A pesar de que mañana
piense todo lo contrario.



viernes, 3 de marzo de 2017

HAY NIÑAS CON PENE Y NIÑOS CON VULVA ¿QUÉ MÁS DA).

El género está en el cerebro no en los genitales, aunque algun@s que piensan lo contrario parece que tuvieran el cerebro en los genitales.


viernes, 24 de febrero de 2017

24 DE FEBRERO DE 2017.


Amor del día a día
amor cotidiano
de cambiar pañales
de sacar al perro
de compartir sofá
con mantita y tedio.

Amor sin caducidad
ni San Valentín
de economía casera
de lunes marrón
 y periódico los domingos.

Amor en blanco y negro
y en cinemascope
de mirar la lluvia
de comprar el pan
de compartir el vaso
y la copa.

Amor a la luz de una vela
y de luz eléctrica
de abrazos bajo el edredón
y besos en la puerta
de despedidas
de llegadas.

Amor a pecho descubierto
de trincheras
y guerrillas
amor que es escudo en la batalla
y colchón en la retirada.

Amor que duele
que mata
que hiere
que cura
que aparece y desaparece.

Amor para amar de día
pero sobre todo
para amar de noche
amor sin más.


jueves, 16 de febrero de 2017

SOBRE PERROS Y HUMANOS.


"Debidamente entrenado, el hombre puede llegar a ser el mejor amigo del perro".
Corey Ford.

I.

Despertó volviendo la mirada hacia su perro, que allí estaba junto a su cama, esperando como desde que era cachorro una caricia, una mirada de complicidad, un ¡vamos, comencemos el día jugando! Pero no entendía ni uno solo de sus ladridos.
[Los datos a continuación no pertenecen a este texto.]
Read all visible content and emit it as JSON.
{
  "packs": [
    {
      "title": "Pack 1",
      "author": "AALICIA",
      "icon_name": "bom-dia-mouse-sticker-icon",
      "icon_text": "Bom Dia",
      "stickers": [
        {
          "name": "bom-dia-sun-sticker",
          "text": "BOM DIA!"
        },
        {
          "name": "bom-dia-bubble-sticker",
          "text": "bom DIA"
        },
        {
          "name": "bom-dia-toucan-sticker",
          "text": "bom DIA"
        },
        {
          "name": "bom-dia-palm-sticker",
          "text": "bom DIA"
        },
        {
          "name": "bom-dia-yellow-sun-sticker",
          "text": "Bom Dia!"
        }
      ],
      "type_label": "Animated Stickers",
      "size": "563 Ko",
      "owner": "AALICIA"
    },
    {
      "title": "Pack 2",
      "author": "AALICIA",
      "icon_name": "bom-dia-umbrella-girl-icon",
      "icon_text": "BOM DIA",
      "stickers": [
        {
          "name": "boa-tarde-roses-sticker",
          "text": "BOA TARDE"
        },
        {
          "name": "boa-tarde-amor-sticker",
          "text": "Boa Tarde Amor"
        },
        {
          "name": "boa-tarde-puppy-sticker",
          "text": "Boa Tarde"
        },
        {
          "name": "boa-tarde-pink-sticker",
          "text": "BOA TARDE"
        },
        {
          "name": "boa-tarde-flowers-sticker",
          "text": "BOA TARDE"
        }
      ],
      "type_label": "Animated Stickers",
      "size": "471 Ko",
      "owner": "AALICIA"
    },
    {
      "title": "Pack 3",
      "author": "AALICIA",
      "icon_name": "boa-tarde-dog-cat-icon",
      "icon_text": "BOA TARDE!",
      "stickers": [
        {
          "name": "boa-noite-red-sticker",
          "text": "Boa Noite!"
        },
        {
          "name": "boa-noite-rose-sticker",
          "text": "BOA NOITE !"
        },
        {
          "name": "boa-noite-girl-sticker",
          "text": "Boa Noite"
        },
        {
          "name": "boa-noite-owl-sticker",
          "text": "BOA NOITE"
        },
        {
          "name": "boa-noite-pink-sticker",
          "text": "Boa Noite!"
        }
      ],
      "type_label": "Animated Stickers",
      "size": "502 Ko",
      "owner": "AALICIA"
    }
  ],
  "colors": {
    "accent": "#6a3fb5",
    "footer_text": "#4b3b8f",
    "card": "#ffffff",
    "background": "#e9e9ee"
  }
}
Siempre pensó que a aquél animal solo le faltaba la cualidad del lenguaje, el humano por supuesto, para ser perfecto y, sobre todo, para poder entender qué demonios quería. Su mirada, sus gestos, sus movimientos de cola, sus ladridos, todo el compendio de medios que utilizaba su perro para intentar comunicarse le maravillaba aunque nunca llegara a comprenderlo.

El perro, como en otras ocasiones, parecía querer decir algo, pero como siempre ni con miradas de profundidad inigualable, ni con movimientos de cola y ladridos de lo más elocuentes, parecía encontrar la manera de ser entendido. A pesar de todo el esfuerzo su dueño seguía con la perplejidad acostumbrada.


Así pues, como de costumbre, se dio media vuelta y optó por tumbarse, enroscado sobre sí y resignado como siempre y en el lugar de siempre, comprobando por enésima vez cómo su dueño seguía siendo tan humano, también, como siempre.

II.

Noto que ya nada es como antes. Me sirve igual que siempre mi plato de comida, pero desde hace unos días algo ha cambiado. Ahora va siempre acompañada de un ingrato e incómodo silencio. Yo devoro cada bolita de carne con la misma ansiada impaciencia de siempre pero cuando termino ya no acaricia mi lomo, ya no se dirige hacia mí con la dulce entonación que acostumbraba.

Mi instinto me dice que algo no va bien. Puedo oler la amargura que brota de sus ojos en forma de lágrimas y saborear su derrota cuando deja caer la mano que antes los restregó y ahora lamo en el intento de succionar hasta la última pena. Pero todo es inútil. Algo me insiste por dentro que se acerca la tragedia y por más que me vacío en mis ladridos no consigo que nadie acuda en mi ayuda, en la suya, la de mi compañera de juegos, de complicidades, de ternuras infinitas al calor de una chimenea, nadie acude y yo quedo solo contemplando como se balancea el cuerpo de mi dueña colgado del techo de la cocina.